Here’s how to increase your fit:

  • Be clear on purpose. Remember the purpose of your organization, not just its desire for growth or economic gain, but its impact on customers and stakeholders. From there, make sure you feel connected to that goal and get a feel for how you’re contributing to it. Maybe you are a great writer and you create the messages that move customers or you are a brilliant project manager and your organization contributes products that enrich the customer experience. Confirm your part at all.
  • Know the work of your team. Take the time to fully understand what your team members are doing. When you can understand their experiences and requirements, you will feel more connected and it will help you understand how your work influences their success. Ask questions, follow them for a day, or ask for feedback on how your work can (even more) positively affect their work.
  • Expand your contribution. Doing work that matters is important, but you will also be happier if you feel your work is growing and evolving. Improve your role by looking for new problems to solve or emerging needs that need to be met. Look at the periphery of your work for new ways to contribute. For example, maybe you work in marketing and decide to research a new platform that could add customer value to your organization. Or maybe you’re in a leadership role and you’re encouraging your team to try out a new app that can keep them connected and connected. Doing a job within your responsibilities that also pushes its limits will energize and inspire you.

Consider your investments

Interestingly, another way to increase your satisfaction with your current job is to remind yourself of the sacrifices that would be required to effect a change. While the grass may look greener on the other side, it takes some effort to get there.

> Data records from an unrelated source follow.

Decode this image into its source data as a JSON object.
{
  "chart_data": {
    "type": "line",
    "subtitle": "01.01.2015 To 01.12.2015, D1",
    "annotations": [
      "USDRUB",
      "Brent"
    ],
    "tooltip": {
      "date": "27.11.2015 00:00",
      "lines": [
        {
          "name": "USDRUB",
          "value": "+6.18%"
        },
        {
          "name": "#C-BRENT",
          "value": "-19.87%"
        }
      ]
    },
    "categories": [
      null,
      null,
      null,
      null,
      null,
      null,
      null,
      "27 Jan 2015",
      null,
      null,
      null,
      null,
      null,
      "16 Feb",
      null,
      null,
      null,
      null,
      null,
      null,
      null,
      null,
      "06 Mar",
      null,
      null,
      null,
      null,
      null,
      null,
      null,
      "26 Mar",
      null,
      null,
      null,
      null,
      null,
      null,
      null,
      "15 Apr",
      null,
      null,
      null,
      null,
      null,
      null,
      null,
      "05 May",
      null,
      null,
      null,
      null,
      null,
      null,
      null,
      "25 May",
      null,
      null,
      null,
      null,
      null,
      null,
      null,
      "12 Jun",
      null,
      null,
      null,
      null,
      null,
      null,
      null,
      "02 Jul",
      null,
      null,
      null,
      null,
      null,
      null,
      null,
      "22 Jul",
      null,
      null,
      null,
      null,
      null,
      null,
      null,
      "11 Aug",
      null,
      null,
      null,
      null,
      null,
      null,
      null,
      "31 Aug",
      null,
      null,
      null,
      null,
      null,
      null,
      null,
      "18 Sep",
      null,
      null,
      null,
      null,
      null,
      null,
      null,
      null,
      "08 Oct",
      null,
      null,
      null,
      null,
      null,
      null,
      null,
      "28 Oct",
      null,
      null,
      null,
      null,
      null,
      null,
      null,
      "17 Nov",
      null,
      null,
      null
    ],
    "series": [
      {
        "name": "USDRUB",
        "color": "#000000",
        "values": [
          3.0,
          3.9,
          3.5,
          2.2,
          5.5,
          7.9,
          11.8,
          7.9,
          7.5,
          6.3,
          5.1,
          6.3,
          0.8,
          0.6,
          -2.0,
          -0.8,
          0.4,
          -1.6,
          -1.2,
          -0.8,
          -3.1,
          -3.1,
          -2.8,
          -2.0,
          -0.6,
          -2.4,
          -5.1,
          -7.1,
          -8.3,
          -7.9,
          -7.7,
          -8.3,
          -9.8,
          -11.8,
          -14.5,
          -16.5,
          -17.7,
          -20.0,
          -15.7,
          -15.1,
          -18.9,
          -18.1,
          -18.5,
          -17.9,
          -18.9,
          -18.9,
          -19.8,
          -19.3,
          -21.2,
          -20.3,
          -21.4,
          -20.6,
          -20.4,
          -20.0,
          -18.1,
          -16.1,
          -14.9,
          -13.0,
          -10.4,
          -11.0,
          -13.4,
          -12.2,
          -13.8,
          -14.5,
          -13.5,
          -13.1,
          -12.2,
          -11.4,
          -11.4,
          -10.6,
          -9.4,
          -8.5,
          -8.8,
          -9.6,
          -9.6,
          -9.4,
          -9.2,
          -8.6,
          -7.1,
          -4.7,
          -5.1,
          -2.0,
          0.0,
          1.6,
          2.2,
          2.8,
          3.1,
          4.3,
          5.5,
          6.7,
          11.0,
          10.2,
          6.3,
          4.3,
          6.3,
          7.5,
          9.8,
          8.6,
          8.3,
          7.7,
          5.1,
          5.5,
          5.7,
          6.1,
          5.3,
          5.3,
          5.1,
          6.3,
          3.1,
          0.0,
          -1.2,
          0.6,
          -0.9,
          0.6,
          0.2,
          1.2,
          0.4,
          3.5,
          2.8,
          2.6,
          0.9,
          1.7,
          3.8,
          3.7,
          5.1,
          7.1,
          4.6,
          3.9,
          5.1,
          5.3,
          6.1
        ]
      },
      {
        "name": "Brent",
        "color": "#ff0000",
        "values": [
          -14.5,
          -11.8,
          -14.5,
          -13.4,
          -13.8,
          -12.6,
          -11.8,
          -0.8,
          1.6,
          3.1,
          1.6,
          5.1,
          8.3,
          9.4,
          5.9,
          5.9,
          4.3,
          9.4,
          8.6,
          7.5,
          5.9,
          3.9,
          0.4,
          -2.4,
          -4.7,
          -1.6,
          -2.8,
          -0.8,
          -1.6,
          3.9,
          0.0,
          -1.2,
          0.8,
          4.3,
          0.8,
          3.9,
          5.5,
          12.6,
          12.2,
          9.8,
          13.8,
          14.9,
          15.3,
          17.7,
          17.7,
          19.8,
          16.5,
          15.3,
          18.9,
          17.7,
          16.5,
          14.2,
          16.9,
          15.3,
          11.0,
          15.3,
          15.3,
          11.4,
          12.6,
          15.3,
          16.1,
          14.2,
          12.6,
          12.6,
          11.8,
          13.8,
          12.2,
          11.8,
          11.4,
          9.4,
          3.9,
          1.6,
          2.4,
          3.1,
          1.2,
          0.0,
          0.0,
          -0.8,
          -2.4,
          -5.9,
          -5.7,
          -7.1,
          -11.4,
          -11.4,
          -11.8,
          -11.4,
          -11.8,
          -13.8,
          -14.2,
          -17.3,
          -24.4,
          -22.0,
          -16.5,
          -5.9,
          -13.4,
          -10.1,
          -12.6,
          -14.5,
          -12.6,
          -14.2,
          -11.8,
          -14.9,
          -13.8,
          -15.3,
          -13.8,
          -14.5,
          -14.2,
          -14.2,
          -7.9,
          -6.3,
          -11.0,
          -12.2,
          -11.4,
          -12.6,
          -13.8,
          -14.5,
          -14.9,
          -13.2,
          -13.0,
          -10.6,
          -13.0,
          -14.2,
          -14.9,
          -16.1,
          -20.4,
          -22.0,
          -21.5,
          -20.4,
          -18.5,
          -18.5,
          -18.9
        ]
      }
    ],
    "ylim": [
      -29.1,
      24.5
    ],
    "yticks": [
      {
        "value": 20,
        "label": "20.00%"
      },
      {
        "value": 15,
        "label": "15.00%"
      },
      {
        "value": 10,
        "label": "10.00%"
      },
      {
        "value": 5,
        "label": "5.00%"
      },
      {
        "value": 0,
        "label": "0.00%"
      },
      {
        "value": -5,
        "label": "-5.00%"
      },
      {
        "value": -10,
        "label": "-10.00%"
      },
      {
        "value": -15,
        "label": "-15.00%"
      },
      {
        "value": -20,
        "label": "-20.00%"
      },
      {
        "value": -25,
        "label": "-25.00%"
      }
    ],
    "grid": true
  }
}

  • Clarify the process. Be clear about the networking you’ll need to do, the resume you’ll need to update, and the interviews you’ll need to undergo. Also remember the personal investment you will need to make in submitting to judgment and scrutiny. These can all be growth points, but they do require an investment of energy, so you want to make those investments when you have a lot to gain.
  • Weigh your happiness rate. Every time you make a change, you’re essentially betting that your future self will be happier than your current self, that the conditions you create for tomorrow will be better than today. Consider not only what you have to gain in terms of a potential new job, but also what you have to lose. Be sure that the effort to make the change will bring you a greater amount of happiness than you currently have. If the risk is high or the increase in happiness is negligible, it may not be worth it.

In sum

Sometimes making a change is a good thing. Change for the sake of change can keep you fresh and stimulating. But changing a business or an organization also represents a significant investment in time and effort. You could invest in your current situation with potentially greater effect. Weigh the costs and be sure to do the best you can in your current situation before setting aside what you have for what you might (or might not) earn from the change. Chances are you can learn to love your job and your business as you become more and more integrated.